I had a seminar participant relate this story to me recently, and I just have to pass it on. I’ve edited this a little, particularly the geography.
A lawyer walks into a furrier in Miami and purchases a $70,000 fur coat. He tells the clerk to ship it to Atlanta…it is, after all, a gift. The clerk doesn’t charge sales tax because the coat was shipped out of the state. And we all know that there’s no sales tax on an interstate sale, right?
The store gets audited by the Florida Department of Revenue. They assess the retailer roughly $6,000 sales tax on this sale, as well as many others.

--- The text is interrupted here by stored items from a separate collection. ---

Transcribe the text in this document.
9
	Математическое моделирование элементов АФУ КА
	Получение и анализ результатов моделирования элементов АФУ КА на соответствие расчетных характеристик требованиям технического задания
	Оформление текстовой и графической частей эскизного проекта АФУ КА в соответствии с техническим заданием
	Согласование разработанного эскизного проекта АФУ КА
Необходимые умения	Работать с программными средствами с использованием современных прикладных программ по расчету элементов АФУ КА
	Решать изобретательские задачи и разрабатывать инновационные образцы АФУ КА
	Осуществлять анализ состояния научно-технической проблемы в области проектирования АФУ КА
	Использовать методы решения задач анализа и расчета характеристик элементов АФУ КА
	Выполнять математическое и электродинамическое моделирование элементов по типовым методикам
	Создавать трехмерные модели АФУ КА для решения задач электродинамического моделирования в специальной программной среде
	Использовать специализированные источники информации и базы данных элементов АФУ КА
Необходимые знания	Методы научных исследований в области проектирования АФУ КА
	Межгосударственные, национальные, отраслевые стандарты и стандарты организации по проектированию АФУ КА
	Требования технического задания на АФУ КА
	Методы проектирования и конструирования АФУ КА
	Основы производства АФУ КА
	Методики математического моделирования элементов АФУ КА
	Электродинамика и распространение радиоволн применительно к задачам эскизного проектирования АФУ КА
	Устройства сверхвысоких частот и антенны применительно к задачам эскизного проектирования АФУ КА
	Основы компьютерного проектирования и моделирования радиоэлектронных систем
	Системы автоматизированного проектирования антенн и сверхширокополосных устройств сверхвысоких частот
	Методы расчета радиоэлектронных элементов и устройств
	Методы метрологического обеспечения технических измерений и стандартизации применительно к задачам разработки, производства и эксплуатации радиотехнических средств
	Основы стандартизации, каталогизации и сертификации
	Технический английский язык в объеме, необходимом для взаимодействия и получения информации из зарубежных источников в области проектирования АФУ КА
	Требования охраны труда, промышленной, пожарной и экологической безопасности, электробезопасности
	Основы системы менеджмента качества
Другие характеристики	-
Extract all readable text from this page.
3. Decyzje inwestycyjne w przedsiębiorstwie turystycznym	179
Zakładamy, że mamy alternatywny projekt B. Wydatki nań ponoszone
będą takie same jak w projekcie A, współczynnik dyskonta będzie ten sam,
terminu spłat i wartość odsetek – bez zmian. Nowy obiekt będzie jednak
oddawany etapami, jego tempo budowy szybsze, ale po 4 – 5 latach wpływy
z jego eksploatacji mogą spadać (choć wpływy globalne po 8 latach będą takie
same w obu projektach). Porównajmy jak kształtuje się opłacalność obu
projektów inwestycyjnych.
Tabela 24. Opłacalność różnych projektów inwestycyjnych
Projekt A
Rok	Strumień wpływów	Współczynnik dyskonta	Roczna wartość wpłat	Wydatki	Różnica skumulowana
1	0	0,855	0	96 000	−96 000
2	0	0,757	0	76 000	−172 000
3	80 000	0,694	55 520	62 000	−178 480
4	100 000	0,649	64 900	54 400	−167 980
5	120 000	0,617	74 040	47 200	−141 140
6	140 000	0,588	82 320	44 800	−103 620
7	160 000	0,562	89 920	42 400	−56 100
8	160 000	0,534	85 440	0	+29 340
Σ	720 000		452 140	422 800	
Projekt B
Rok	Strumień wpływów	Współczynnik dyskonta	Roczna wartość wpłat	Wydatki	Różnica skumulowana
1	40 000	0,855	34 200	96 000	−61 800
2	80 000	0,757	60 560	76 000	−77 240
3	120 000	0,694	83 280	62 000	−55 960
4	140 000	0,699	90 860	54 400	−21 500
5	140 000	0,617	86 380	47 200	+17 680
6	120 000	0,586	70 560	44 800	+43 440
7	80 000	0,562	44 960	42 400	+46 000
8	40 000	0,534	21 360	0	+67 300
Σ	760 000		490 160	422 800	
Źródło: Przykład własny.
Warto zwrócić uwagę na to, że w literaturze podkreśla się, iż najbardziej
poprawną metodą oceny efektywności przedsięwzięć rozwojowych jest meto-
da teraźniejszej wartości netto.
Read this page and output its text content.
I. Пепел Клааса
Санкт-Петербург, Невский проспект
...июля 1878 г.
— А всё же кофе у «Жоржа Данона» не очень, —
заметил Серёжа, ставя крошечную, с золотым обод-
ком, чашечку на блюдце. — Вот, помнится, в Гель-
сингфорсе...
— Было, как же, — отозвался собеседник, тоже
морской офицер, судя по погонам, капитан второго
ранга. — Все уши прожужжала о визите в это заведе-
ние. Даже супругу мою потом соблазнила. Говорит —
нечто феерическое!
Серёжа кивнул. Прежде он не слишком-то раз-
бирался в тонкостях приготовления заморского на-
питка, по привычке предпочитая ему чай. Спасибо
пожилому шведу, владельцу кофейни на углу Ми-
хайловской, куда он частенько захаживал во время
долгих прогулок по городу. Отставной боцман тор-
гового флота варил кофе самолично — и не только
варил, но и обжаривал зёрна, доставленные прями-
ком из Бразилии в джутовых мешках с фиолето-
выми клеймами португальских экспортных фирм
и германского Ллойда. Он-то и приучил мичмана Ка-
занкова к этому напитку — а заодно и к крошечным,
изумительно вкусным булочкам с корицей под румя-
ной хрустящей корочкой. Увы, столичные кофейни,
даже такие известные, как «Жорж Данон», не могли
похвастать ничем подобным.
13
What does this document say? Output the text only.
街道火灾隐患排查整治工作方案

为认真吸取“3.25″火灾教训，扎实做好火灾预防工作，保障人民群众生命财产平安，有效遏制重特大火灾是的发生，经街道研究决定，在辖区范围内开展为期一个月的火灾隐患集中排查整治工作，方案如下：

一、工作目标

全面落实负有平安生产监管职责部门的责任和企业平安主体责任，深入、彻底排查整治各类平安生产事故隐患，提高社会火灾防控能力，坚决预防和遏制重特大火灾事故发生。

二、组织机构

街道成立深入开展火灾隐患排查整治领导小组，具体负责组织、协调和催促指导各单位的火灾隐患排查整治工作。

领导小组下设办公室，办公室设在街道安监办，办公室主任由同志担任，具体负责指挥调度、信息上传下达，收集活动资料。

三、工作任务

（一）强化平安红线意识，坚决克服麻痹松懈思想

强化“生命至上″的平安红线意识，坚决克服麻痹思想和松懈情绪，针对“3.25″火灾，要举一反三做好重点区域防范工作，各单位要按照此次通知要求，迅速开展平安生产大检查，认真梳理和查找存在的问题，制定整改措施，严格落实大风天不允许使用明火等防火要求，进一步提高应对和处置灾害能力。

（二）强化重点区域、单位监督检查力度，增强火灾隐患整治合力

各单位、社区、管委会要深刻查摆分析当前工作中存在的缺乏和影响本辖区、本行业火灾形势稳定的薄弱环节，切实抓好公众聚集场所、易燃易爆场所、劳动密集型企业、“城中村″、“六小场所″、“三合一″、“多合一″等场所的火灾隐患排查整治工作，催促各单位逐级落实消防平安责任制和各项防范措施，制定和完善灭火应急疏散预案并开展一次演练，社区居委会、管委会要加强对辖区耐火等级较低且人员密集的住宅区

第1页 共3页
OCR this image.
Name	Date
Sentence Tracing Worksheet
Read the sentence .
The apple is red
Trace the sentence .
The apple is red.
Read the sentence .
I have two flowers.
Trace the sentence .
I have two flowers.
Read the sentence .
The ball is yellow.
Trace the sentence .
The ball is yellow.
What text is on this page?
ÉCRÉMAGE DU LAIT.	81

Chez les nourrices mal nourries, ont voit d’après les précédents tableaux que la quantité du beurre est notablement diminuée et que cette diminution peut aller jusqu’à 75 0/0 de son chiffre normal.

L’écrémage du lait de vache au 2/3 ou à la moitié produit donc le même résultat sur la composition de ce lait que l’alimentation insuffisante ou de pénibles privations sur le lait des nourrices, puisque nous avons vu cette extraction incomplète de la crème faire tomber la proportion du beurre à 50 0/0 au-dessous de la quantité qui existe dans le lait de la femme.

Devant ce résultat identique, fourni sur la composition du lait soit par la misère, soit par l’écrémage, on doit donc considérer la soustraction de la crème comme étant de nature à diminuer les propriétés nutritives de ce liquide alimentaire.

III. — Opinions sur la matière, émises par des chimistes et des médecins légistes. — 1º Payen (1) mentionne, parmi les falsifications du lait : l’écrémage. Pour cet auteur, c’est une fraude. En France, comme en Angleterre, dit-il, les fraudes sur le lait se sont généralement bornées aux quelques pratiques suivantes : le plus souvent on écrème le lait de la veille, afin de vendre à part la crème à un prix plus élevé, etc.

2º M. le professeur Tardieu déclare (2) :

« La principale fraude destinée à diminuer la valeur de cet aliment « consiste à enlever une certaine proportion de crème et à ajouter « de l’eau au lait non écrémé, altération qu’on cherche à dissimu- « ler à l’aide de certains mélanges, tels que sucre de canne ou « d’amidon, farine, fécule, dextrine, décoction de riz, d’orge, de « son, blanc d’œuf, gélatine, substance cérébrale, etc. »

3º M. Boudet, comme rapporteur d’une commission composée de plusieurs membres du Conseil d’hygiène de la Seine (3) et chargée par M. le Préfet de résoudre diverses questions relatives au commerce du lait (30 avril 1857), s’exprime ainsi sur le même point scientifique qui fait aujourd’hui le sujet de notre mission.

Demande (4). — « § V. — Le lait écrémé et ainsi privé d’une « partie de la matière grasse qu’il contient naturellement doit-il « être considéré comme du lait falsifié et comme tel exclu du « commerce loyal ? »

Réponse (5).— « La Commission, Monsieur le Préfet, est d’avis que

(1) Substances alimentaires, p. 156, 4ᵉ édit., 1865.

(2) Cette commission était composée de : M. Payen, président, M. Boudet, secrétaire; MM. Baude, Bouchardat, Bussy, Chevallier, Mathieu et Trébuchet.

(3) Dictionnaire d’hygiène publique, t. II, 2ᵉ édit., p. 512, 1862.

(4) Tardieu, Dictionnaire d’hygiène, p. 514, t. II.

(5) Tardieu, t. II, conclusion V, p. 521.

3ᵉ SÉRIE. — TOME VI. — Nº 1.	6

You see, it really wasn’t non-taxable because it was shipped out of the state. The coat was in the store when the customer purchased it. Only AFTER the customer had control over the coat was it then shipped out of Florida. The customer could, after the sale was rung up, have changed his mind and taken the coat with him. Therefore, the store should have charged him sales tax. This is the logic. Enforcement is spotty on this. But a few states, like Florida, codify this in the statutes.
Of course, the store then billed the customer for the $6,000 in taxes they failed to charge him. They sent an invoice, with a very apologetic letter to his home.
The customer came home from work that night, and his wife asked him about the $70,000 fur coat that she never received. He’s now divorced.
So the penalties for evading sales tax can be more than just the taxes.